David stared at the table. For it was turning, in this instant, into a mass of dancing particles, as though insects hummed in a net. Those particles were atoms, tiny blurs of energy that were knit together into the wood of the table; there it was (David blinked), hard to the touch, yet really a collection of infinitely small spinning worlds of furious activity. Think of that! Everything—salt, sugar, vinegar, milk, metal, glass, wood or flesh—everything you could see or smell or touch was made of atoms, blurs of energy knit together into whatever you were seeing or smelling or touching.

And Mr. Brumblydge's Brumblitron—if it went out of control—might unknit all this; energy would be released all over the place, and the world would light up like a nova, or new star, and then disappear completely.


Or this lesson in meteorites through the lens of dapper mad scientist Prewytt Brumblydge himself, encountering a chunk of the mysterious element he's named after himself (he names all his discoveries and inventions after himself) in Tyco Bass' basement, where he sort of has a right to be:

In a second his pain was forgotten. "Ah," he breathed in delight, and reached out to touch the lumpy little thing, slightly smaller than the one he had found, dark iron-colored, and with one side cut and polished smooth until it shone. But not grayish-silver as do most cut and polished meteorites. No, this strange metal gleamed a warm, coppery gold with a hint of green in it, the same as his own piece of Brumblium. And traced across its face were those mysterious hieroglyphics which are the visible memories of every meteor's early life in the molten heart of an ancient planet—a planet that cooled slowly for millions of years and then exploded in some catastrophic collision that sent its debris drifting forever about our solar system.

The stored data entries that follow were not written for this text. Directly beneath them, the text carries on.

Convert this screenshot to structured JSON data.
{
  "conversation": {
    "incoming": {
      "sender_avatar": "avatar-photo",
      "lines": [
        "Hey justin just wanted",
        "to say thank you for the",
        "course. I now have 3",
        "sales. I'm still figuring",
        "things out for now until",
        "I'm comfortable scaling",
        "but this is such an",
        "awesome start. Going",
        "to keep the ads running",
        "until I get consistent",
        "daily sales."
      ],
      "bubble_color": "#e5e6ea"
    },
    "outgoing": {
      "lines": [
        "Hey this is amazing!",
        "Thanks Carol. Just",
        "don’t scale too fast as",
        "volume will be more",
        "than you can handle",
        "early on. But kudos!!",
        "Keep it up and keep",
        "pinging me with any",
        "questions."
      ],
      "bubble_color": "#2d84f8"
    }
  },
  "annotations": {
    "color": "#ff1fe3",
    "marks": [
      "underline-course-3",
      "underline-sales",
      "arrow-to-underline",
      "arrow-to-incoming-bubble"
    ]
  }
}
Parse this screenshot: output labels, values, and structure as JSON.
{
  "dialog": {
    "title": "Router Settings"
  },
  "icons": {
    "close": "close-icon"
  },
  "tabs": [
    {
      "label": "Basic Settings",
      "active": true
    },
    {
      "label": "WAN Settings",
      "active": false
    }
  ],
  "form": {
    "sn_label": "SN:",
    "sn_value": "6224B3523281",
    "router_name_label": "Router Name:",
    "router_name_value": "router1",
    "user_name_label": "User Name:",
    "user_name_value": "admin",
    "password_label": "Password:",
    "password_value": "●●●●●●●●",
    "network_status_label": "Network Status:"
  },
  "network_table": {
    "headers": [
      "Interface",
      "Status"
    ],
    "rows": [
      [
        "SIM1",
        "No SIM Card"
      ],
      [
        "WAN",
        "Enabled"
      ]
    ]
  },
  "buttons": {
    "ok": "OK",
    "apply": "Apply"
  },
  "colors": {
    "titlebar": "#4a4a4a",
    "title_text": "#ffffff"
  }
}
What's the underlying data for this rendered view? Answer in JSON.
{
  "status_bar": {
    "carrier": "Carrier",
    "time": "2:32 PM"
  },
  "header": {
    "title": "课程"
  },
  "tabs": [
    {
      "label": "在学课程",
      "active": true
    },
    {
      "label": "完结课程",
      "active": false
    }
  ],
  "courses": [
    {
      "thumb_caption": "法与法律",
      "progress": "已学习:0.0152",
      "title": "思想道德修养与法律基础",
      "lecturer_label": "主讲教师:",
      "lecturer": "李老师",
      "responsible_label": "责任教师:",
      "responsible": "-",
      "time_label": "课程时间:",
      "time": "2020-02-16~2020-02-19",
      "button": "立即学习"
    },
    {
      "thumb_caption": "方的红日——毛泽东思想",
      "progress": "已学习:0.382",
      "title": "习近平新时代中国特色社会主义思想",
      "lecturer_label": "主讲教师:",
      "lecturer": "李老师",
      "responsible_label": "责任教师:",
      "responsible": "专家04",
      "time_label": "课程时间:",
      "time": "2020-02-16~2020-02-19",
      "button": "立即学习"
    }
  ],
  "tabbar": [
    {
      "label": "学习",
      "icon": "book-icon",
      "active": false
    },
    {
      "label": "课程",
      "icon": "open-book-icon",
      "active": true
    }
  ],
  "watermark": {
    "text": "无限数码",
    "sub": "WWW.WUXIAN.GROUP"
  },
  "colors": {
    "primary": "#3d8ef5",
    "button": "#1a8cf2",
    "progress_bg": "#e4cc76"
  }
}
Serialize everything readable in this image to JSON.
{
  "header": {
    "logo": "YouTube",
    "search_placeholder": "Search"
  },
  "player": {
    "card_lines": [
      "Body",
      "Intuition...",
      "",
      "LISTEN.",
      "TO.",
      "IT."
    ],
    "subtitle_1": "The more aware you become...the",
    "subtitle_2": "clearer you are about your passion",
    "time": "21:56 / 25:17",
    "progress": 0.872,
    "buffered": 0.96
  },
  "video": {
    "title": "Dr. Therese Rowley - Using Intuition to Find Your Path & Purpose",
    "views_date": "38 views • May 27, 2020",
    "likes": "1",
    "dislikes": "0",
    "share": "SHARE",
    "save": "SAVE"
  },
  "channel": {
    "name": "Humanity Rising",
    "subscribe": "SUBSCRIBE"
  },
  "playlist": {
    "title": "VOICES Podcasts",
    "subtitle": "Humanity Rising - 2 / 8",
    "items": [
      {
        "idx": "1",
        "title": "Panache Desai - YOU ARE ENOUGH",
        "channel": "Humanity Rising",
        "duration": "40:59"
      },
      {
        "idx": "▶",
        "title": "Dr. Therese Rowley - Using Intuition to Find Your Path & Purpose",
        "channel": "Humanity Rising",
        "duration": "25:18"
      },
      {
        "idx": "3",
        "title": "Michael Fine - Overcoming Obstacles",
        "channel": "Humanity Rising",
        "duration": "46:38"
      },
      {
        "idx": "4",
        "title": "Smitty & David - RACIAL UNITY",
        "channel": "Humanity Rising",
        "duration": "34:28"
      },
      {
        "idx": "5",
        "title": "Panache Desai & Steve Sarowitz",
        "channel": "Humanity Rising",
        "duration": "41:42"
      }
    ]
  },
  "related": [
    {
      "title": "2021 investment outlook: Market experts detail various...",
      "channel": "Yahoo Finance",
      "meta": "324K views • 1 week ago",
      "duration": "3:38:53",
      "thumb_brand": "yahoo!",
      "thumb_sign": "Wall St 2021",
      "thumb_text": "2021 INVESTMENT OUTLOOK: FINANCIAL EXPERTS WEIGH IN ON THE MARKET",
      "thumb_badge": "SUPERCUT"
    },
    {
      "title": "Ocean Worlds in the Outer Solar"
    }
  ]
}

But she can shift registers effortlessly from science fiction to science fantasy, as here in a tense moment on a speck of an island in the Outer Hebrides with Prewytt who does not yet know what it means that he could read without a second thought the absolutely non-human scratches and sigils of Tyco's Random Jottings:

When David and Chuck came to the chasm and stared over, they could not believe what they saw. For little Mr. Brumblydge was climbing rapidly straight down the rocky wall toward that place where his precious paper was caught by some twig or twisted vine. Where he found crevices to put his feet or ledges to cling to with his fingers, they could not see. It was as though he were not human, but some elf or troll with the magic gift of clinging to nothing. Not human! Not human! But then he wasn't, was he? came into David's head. No, he was a spore person.

Oh, but born into the world of humans with the breath of this world in his blood. For now suddenly he must have missed his step—for his hands flew out, his white face turned upward, glimmering in the darkness, he gave a brief, sharp cry—and then backwards he went—and was seen no more.


That line about the breath of this world has always haunted me, which I suppose is apparent. I worry sometimes that I am just a collection of childhood references and once you recognize all of them, there's no reason to talk to me.

It is probably not true. And even if it is, I should give this cat on my lap one last pet and go try to make this world I live in a better place, without blowing it up if I can.